Investigation of the interaction between hydrogen and irradiation defects in titanium by using positron annihilation spectroscopy

The formation of mono-vacancy, vacancy clusters and hydrogen-vacancy complexes with 30 keV H ion-irradiated pure titanium at different doses and temperatures was measured using by Positron annihilation spectroscopy (PAS). Results show a large number of HmVn clusters and vacancy-like defects in the samples irradiated at for room temperature, and that the formation of HmVn (m > n) at the sample irradiated at a high dose inhibits the increase of the S parameter. At increased irradiation temperature, the shrinkage of vacancy clusters and the effective open volume of defects decrease the S parameters. The high temperature irradiation results in decreased vacancy-type defect concentration, and some hydrogen atoms diffuse from the cascade region to the track region, forming a large number of hydrogen-vacancy complexes in the track region.
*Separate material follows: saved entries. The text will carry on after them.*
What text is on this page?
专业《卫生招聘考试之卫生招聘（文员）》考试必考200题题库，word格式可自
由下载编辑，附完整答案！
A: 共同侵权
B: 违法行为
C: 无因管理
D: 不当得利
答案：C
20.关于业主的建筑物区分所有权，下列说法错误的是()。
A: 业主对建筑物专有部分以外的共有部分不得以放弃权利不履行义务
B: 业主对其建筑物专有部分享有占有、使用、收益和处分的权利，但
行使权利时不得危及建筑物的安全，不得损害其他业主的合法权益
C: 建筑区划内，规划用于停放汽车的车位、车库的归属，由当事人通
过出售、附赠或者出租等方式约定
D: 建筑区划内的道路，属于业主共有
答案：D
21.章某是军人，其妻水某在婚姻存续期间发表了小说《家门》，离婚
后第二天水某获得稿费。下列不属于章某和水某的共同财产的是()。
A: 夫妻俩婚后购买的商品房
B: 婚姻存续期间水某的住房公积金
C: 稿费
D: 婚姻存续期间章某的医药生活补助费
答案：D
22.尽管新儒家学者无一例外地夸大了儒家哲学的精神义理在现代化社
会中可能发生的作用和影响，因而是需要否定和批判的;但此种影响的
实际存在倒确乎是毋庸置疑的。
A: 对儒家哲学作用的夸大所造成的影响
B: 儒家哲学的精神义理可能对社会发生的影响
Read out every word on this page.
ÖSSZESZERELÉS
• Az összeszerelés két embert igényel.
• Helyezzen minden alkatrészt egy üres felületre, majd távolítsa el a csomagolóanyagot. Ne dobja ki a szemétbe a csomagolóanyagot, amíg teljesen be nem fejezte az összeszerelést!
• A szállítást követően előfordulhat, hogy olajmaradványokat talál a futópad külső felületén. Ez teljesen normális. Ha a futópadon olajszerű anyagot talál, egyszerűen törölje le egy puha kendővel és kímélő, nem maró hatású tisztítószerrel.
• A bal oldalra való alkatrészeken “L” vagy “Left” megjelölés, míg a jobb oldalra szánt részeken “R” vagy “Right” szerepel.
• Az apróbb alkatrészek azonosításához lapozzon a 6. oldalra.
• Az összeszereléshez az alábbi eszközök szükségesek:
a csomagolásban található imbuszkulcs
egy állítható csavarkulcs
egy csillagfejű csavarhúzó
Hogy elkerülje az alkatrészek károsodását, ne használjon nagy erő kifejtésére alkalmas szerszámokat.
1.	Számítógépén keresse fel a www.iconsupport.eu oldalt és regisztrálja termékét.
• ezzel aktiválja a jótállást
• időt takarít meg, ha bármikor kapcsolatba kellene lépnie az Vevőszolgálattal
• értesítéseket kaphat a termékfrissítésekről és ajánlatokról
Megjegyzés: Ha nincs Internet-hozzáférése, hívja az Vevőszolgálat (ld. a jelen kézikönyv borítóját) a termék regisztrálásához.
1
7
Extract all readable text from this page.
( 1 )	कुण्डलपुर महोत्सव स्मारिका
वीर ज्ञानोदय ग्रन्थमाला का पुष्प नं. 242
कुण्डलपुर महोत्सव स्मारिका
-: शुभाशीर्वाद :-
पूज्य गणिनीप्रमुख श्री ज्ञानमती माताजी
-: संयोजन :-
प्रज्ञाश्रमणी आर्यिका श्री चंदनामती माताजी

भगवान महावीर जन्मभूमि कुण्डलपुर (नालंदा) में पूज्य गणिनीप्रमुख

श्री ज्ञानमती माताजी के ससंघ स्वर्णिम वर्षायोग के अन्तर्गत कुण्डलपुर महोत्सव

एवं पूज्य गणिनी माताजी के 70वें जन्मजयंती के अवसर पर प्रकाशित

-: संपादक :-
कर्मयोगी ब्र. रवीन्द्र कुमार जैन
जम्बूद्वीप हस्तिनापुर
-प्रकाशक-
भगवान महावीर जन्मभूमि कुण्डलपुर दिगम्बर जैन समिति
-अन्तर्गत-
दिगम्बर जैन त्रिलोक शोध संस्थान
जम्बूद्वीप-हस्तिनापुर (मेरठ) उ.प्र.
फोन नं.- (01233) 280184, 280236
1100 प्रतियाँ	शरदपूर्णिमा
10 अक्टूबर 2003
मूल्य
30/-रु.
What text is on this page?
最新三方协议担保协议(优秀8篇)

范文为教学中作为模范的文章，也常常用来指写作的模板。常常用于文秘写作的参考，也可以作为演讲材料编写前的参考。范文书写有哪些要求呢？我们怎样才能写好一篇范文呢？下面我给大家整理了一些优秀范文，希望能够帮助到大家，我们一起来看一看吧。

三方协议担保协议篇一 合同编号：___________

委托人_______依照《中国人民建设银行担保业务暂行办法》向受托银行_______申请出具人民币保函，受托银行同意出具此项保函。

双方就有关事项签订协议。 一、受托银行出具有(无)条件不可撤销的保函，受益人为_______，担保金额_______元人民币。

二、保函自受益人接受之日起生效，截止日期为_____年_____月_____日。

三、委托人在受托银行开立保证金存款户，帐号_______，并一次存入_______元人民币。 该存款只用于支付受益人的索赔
The coincidence Doppler broadening spectroscopy, an element analysis method, used to detect hydrogen in the ion irradiated pure titanium sample, and results show hydrogen-related peaks in the high momentum region, which may be due to the information of positron annihilation in the covalent bond formed by the H and the Ti elements. The increased radiation dose and temperature contribute to the formation of the hydrogen vacancy-complex, and the positron annihilation in high-momentum regions easily obtain hydrogen-related information. (C) 2021 Hydrogen Energy Publications LLC. Published by Elsevier Ltd. All rights reserved.

Automated summary

The study investigated the formation of hydrogen-vacancy complexes and vacancy-like defects in pure titanium irradiated with H ions at different doses and temperatures. It was found that increasing irradiation temperature led to a decrease in vacancy cluster size and effective open volume of defects. High temperature irradiation decreased the concentration of vacancy-type defects and promoted the formation of hydrogen-vacancy complexes in the track region. Increased radiation dose and temperature contributed to the formation of hydrogen vacancy-complexes and facilitated the detection of hydrogen-related information through positron annihilation in high-momentum regions.